Marakeş’teki tarihi Ali bin Yusuf Medresesi yeniden açıldı

Fotoğraf (Şarku’l Avsat)
Fotoğraf (Şarku’l Avsat)
TT

Marakeş’teki tarihi Ali bin Yusuf Medresesi yeniden açıldı

Fotoğraf (Şarku’l Avsat)
Fotoğraf (Şarku’l Avsat)

Ali bin Yusuf Medresesi’nin restorasyon çalışmaları nedeniyle kapatılmasının üzerinden yaklaşık beş yıl geçti. Tarihi bir şaheser olan, ülkenin kültürel ve tarihi arka planını ve maddi mirasını karakterize eden işçiliği ve mimarisinin görkemini sergileyen Ali bin Yusuf Medresesi nihayet kapılarını ziyaretçilere ve turistlere açtı.
Bu antik medresenin restorasyonu Marakeş şehrinin turistik ve manevi değer taşıyan eserlerini restore etme ve iyileştirme projesinin bir parçası olarak Vakıflar ve İslami İşler bakanlığının gözetiminde gerçekleşti. ‘Marakeş… Yenilenebilir Metropol’ temalı kalkınma planı, tarihi mirası korumayı, turizmin yayılmasını ve Kızıl Şehir'in uluslararası itibarını artırmayı hedefliyor.

Ali bin Yusuf Medresesi kapılarını ziyaretçilere açtı. (Şarku’l Avsat)
Marakeş, söz konusu tarihi simge yapının yeniden açılmasıyla turizm açısından önemli bir kazanıma kavuşacak.
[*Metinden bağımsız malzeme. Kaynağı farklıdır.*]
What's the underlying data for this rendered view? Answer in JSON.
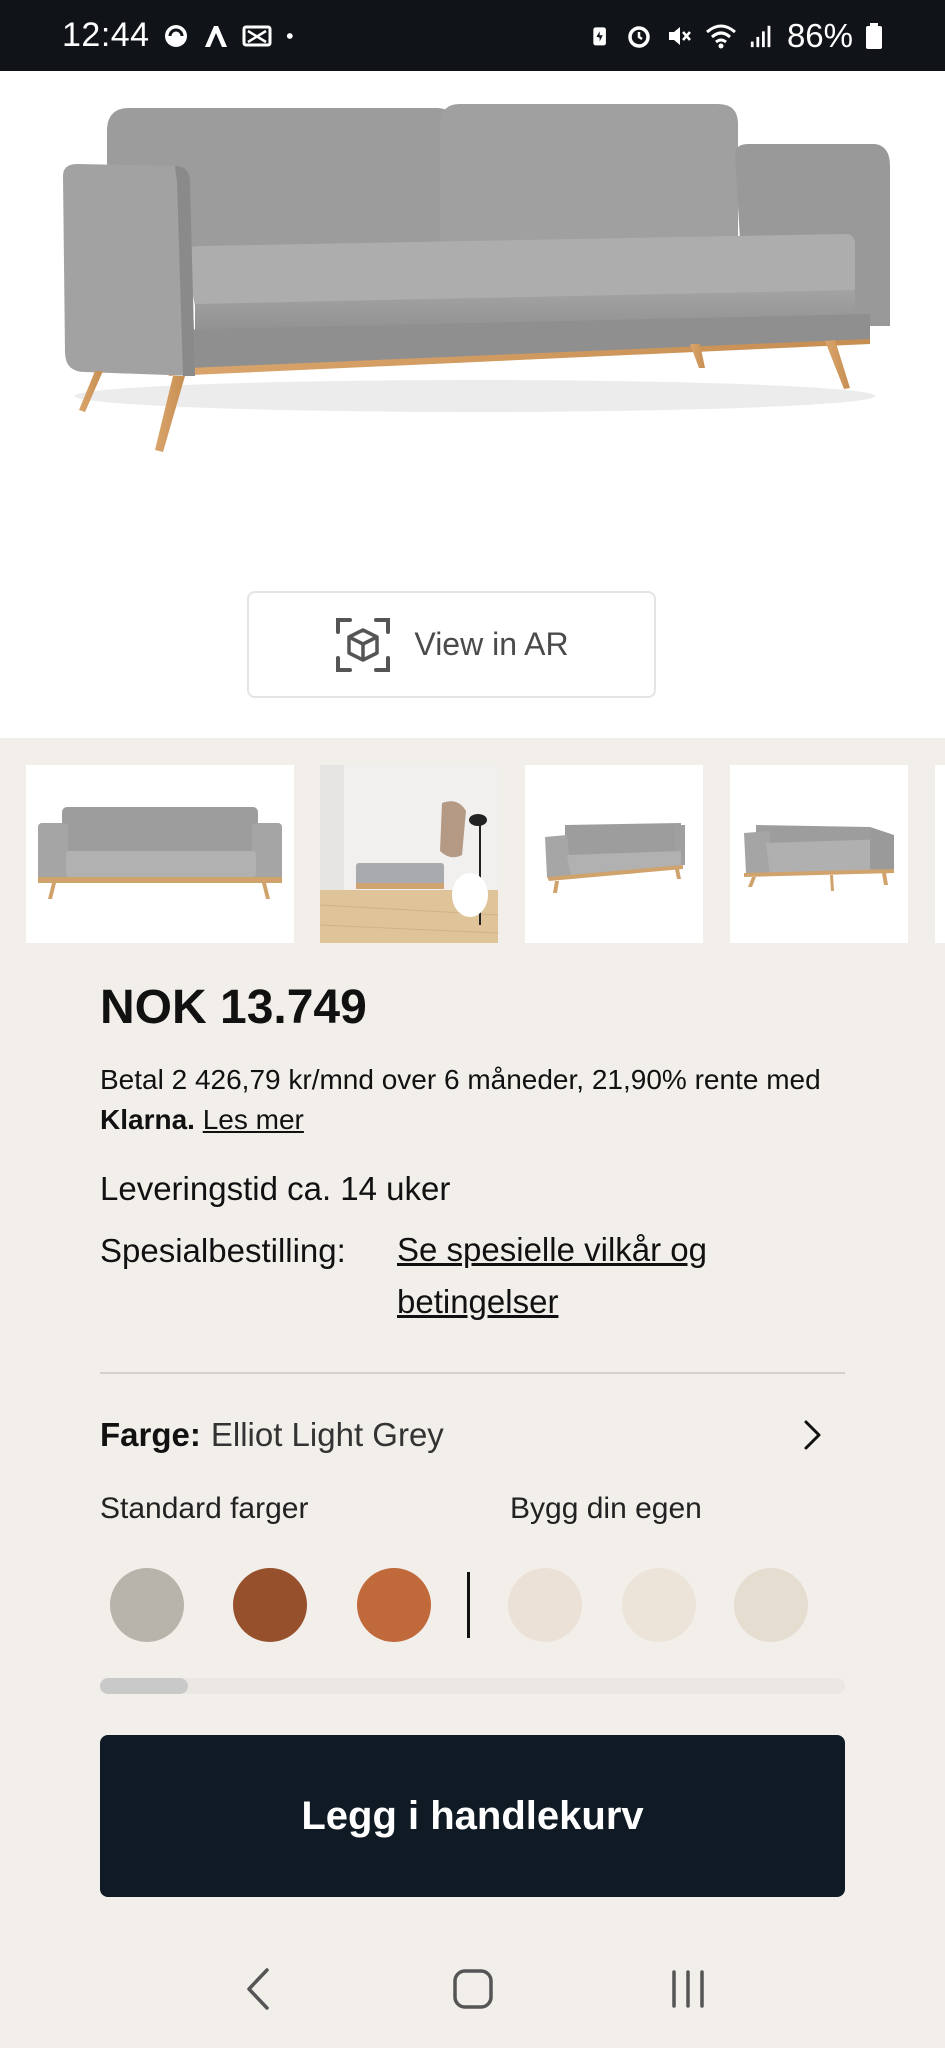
{
  "status_bar": {
    "time": "12:44",
    "battery": "86%",
    "left_icons": [
      "sync-icon",
      "app-icon",
      "notification-icon",
      "dot-icon"
    ],
    "right_icons": [
      "battery-saver-icon",
      "alarm-icon",
      "mute-icon",
      "wifi-icon",
      "signal-icon",
      "battery-icon"
    ]
  },
  "hero": {
    "ar_button_label": "View in AR"
  },
  "thumbnails": [
    "sofa-front",
    "sofa-room",
    "sofa-angle-left",
    "sofa-angle-right"
  ],
  "product": {
    "price": "NOK 13.749",
    "klarna_text": "Betal 2 426,79 kr/mnd over 6 måneder, 21,90% rente med",
    "klarna_brand": "Klarna.",
    "klarna_link": "Les mer",
    "delivery": "Leveringstid ca. 14 uker",
    "special_label": "Spesialbestilling:",
    "special_link": "Se spesielle vilkår og betingelser"
  },
  "color_selector": {
    "key": "Farge:",
    "value": "Elliot Light Grey",
    "standard_label": "Standard farger",
    "custom_label": "Bygg din egen",
    "standard_swatches": [
      "#b8b3ab",
      "#97502c",
      "#c0693a"
    ],
    "custom_swatches": [
      "#ece1d6",
      "#ece4d8",
      "#e6ddd1"
    ]
  },
  "cart": {
    "button_label": "Legg i handlekurv"
  },
  "colors": {
    "status_bar_bg": "#101419",
    "page_bg": "#f2efeb",
    "button_dark": "#0f1a24"
  }
}
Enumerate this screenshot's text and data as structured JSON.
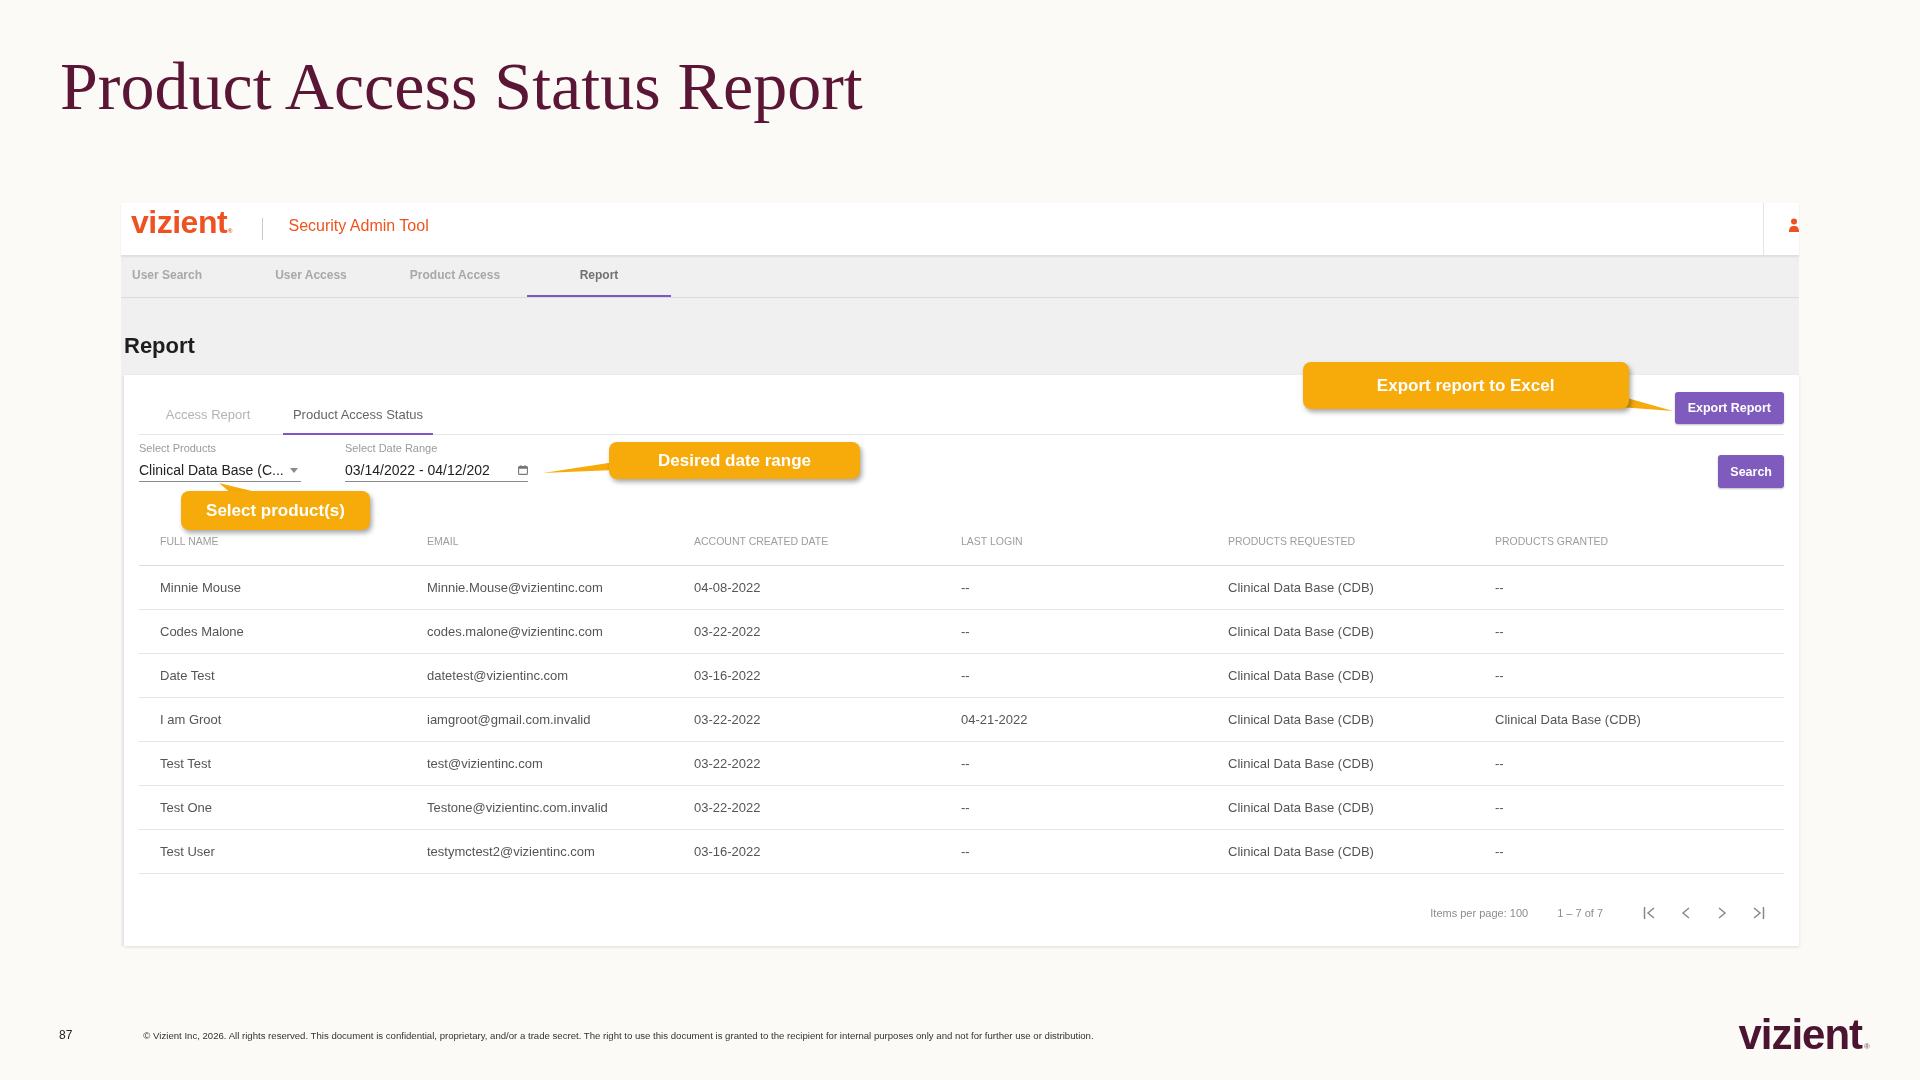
{
  "slide": {
    "title": "Product Access Status Report",
    "page_number": "87",
    "copyright": "© Vizient Inc, 2026. All rights reserved. This document is confidential, proprietary, and/or a trade secret. The right to use this document is granted to the recipient for internal purposes only and not for further use or distribution.",
    "footer_logo": {
      "text": "vizient",
      "mark": "®"
    }
  },
  "app": {
    "logo": {
      "text": "vizient",
      "mark": "®"
    },
    "title": "Security Admin Tool",
    "nav_tabs": [
      {
        "label": "User Search",
        "selected": false
      },
      {
        "label": "User Access",
        "selected": false
      },
      {
        "label": "Product Access",
        "selected": false
      },
      {
        "label": "Report",
        "selected": true
      }
    ],
    "page_heading": "Report",
    "report_tabs": [
      {
        "label": "Access Report",
        "selected": false
      },
      {
        "label": "Product Access Status",
        "selected": true
      }
    ],
    "export_button": {
      "label": "Export Report",
      "callout": "Export report to Excel"
    },
    "filters": [
      {
        "kind": "dropdown",
        "label": "Select Products",
        "value": "Clinical Data Base (C...",
        "callout": "Select product(s)"
      },
      {
        "kind": "date_range",
        "label": "Select Date Range",
        "value": "03/14/2022 - 04/12/202",
        "callout": "Desired date range"
      }
    ],
    "search_button": "Search",
    "table": {
      "columns": [
        "FULL NAME",
        "EMAIL",
        "ACCOUNT CREATED DATE",
        "LAST LOGIN",
        "PRODUCTS REQUESTED",
        "PRODUCTS GRANTED"
      ],
      "rows": [
        [
          "Minnie Mouse",
          "Minnie.Mouse@vizientinc.com",
          "04-08-2022",
          "--",
          "Clinical Data Base (CDB)",
          "--"
        ],
        [
          "Codes Malone",
          "codes.malone@vizientinc.com",
          "03-22-2022",
          "--",
          "Clinical Data Base (CDB)",
          "--"
        ],
        [
          "Date Test",
          "datetest@vizientinc.com",
          "03-16-2022",
          "--",
          "Clinical Data Base (CDB)",
          "--"
        ],
        [
          "I am Groot",
          "iamgroot@gmail.com.invalid",
          "03-22-2022",
          "04-21-2022",
          "Clinical Data Base (CDB)",
          "Clinical Data Base (CDB)"
        ],
        [
          "Test Test",
          "test@vizientinc.com",
          "03-22-2022",
          "--",
          "Clinical Data Base (CDB)",
          "--"
        ],
        [
          "Test One",
          "Testone@vizientinc.com.invalid",
          "03-22-2022",
          "--",
          "Clinical Data Base (CDB)",
          "--"
        ],
        [
          "Test User",
          "testymctest2@vizientinc.com",
          "03-16-2022",
          "--",
          "Clinical Data Base (CDB)",
          "--"
        ]
      ]
    },
    "pagination": {
      "items_per_page": "Items per page: 100",
      "range": "1 – 7 of 7"
    }
  }
}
Kuruluşu Murabıtlar (MS 1056 - 1147) dönemine kadar uzanan eser, şehrin tarihini özetler nitelikte.
Marakeş'te tur rehberi olan, Bölgesel ve Ulusal Turist Rehberleri Birliği’nin ve Fas Turist Rehberleri Federasyonu’nun eski başkanı Cemal Saadi, eserin yapım tarihin ilişkin bilgi verirken bir dönem (M. 1510- M.1659) Sa’dilerin merkezi olduğunu söyledi. Ayrıca, Sa’dilerin medreseye ek değer katarak Fas’ın en büyük ve önemli tarihi medreselerinden biri haline getirilmesinin önemini vurguladı.
Saadi, Marakeş'i ziyaret edenlerin memnuniyetini şu sözlerle dile getirdi:
“Restorasyonunun ardından medresenin yeniden açılması, şehir, medresesnin yer aldığı mahalle, etrafındaki üretici ve tüccarlar için olduğu kadar halk için de olumlu bir gelişmedir. Üstelik turistler, Fas kültürünü çeşitli boyutlarıyla öğrenme konusunda istekliler.”
Ali bin Yusuf Medresesi, turistlerin dikkatlerini çeken ‘Dar Belarec’ ve Murabıt  Kubbesi gibi tarihi eserlerin yer aldığı Marakeş şehrinin iç kısmında yer alıyor. Zira burası, Jemaa El-Fna Meydanı’na giden Samarin Çarşısı’ndan sadece birkaç adım ötede.
Bazı tarihçilere göre Ali bin Yusuf Medresesi, Meriniler (1244-1465) ailesi yönetimi yıllarında, dönemin sultanı Ebû’l Hasen el-Merini (M, 1297-H.351) zamanında (1346) yılında yapıldı ve 1557-1574 yılları arasında saltanat süren Sa’di Sultanı Abdullah el-Galib'in, 1564-1565 yılları arasında Marakeş şehrinin asıl çekirdeğini kare şeklinde medrese inşa ederek yeniden canlandırdığını ifade ediyorlar.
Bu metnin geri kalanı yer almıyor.